HABASH SI TROVAVA nel carcere di massima sicurezza di Tora, a sud del Cairo, dal marzo 2018, semplicemente per aver realizzato il video di una canzone (intitolata ‘Balaha’) che sbeffeggiava apertamente il presidente criticando senza sconti i primi quattro anni di governo al-Sisi alla vigilia delle elezioni.
SEI MESI FA Habash aveva scritto una drammatica lettera dal carcere: «Sono due anni che tento di ‘resistere’ da solo a tutto ciò che mi sta accadendo – sono le parole del giovane regista – perché io possa uscire da qui essendo ancora quella stessa persona che conoscete da sempre. Ma non ce la faccio ad andare avanti».

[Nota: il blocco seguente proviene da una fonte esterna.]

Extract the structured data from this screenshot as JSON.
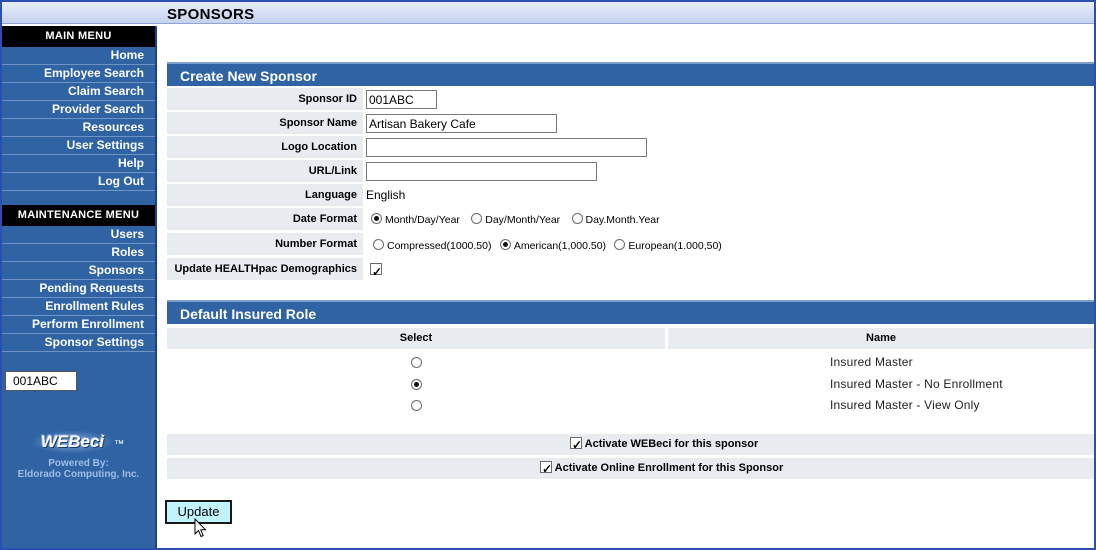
{
  "page": {
    "title": "SPONSORS"
  },
  "sidebar": {
    "main_menu_title": "MAIN MENU",
    "main_items": [
      "Home",
      "Employee Search",
      "Claim Search",
      "Provider Search",
      "Resources",
      "User Settings",
      "Help",
      "Log Out"
    ],
    "maintenance_title": "MAINTENANCE MENU",
    "maintenance_items": [
      "Users",
      "Roles",
      "Sponsors",
      "Pending Requests",
      "Enrollment Rules",
      "Perform Enrollment",
      "Sponsor Settings"
    ],
    "current_sponsor": "001ABC",
    "logo_text": "WEBeci",
    "logo_tm": "™",
    "powered_by": "Powered By:",
    "company": "Eldorado Computing, Inc."
  },
  "create": {
    "heading": "Create New Sponsor",
    "sponsor_id_label": "Sponsor ID",
    "sponsor_id_value": "001ABC",
    "sponsor_name_label": "Sponsor Name",
    "sponsor_name_value": "Artisan Bakery Cafe",
    "logo_location_label": "Logo Location",
    "logo_location_value": "",
    "url_label": "URL/Link",
    "url_value": "",
    "language_label": "Language",
    "language_value": "English",
    "date_format_label": "Date Format",
    "date_formats": [
      {
        "label": "Month/Day/Year",
        "selected": true
      },
      {
        "label": "Day/Month/Year",
        "selected": false
      },
      {
        "label": "Day.Month.Year",
        "selected": false
      }
    ],
    "number_format_label": "Number Format",
    "number_formats": [
      {
        "label": "Compressed(1000.50)",
        "selected": false
      },
      {
        "label": "American(1,000.50)",
        "selected": true
      },
      {
        "label": "European(1.000,50)",
        "selected": false
      }
    ],
    "update_demographics_label": "Update HEALTHpac Demographics",
    "update_demographics_checked": true
  },
  "role": {
    "heading": "Default Insured Role",
    "col_select": "Select",
    "col_name": "Name",
    "rows": [
      {
        "name": "Insured Master",
        "selected": false
      },
      {
        "name": "Insured Master - No Enrollment",
        "selected": true
      },
      {
        "name": "Insured Master - View Only",
        "selected": false
      }
    ],
    "activate_webeci_label": "Activate WEBeci for this sponsor",
    "activate_webeci_checked": true,
    "activate_enrollment_label": "Activate Online Enrollment for this Sponsor",
    "activate_enrollment_checked": true
  },
  "actions": {
    "update_label": "Update"
  },
  "colors": {
    "sidebar": "#2f63a3",
    "header_bar": "#2f63a3",
    "label_bg": "#e8ecf1",
    "button_bg": "#c2f4ff"
  }
}
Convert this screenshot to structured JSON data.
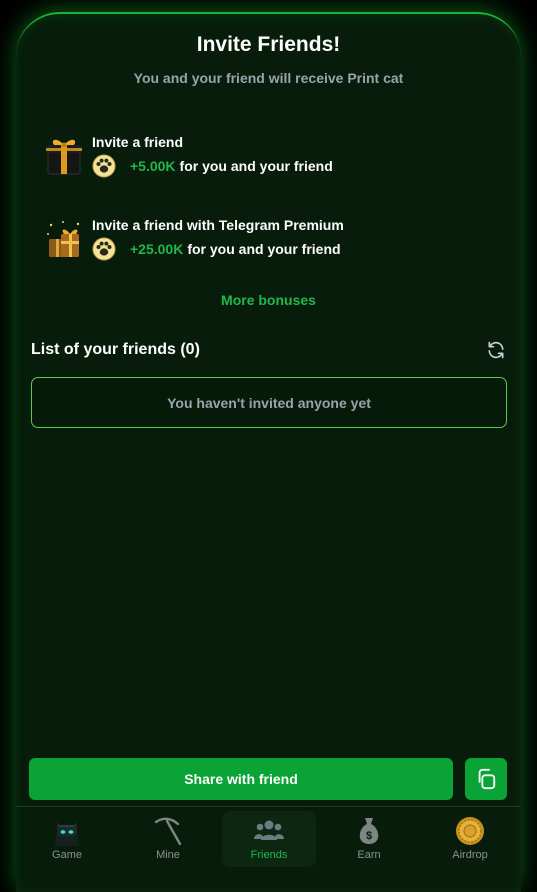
{
  "header": {
    "title": "Invite Friends!",
    "subtitle": "You and your friend will receive Print cat"
  },
  "rewards": [
    {
      "icon": "gift-box-icon",
      "title": "Invite a friend",
      "amount": "+5.00K",
      "description": "for you and your friend"
    },
    {
      "icon": "premium-gifts-icon",
      "title": "Invite a friend with Telegram Premium",
      "amount": "+25.00K",
      "description": "for you and your friend"
    }
  ],
  "more_bonuses_label": "More bonuses",
  "friends": {
    "header": "List of your friends (0)",
    "empty_message": "You haven't invited anyone yet"
  },
  "actions": {
    "share_label": "Share with friend"
  },
  "nav": [
    {
      "label": "Game",
      "icon": "cat-icon",
      "active": false
    },
    {
      "label": "Mine",
      "icon": "pickaxe-icon",
      "active": false
    },
    {
      "label": "Friends",
      "icon": "friends-icon",
      "active": true
    },
    {
      "label": "Earn",
      "icon": "money-bag-icon",
      "active": false
    },
    {
      "label": "Airdrop",
      "icon": "coin-icon",
      "active": false
    }
  ],
  "colors": {
    "background": "#071c0b",
    "accent": "#0aa335",
    "accent_text": "#1fb84a",
    "muted_text": "#9aa3ad",
    "border_glow": "#1bb534"
  }
}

E con grande lucidità continuava: «Resistere in prigione significa proteggere te stesso e la tua umanità da tutto ciò che vedi e vivi ogni giorno. O impedisci a te stesso di diventare pazzo, oppure muori lentamente», chiudendo con un’accorata richiesta di aiuto: «Ho bisogno più che mai del vostro sostegno». Anche se resta da chiarire cosa sia successo negli ultimi istanti di vita di Shady, certo è che la sua morte poteva e doveva essere evitata, dicono i tanti che oggi lo ricordano sui social.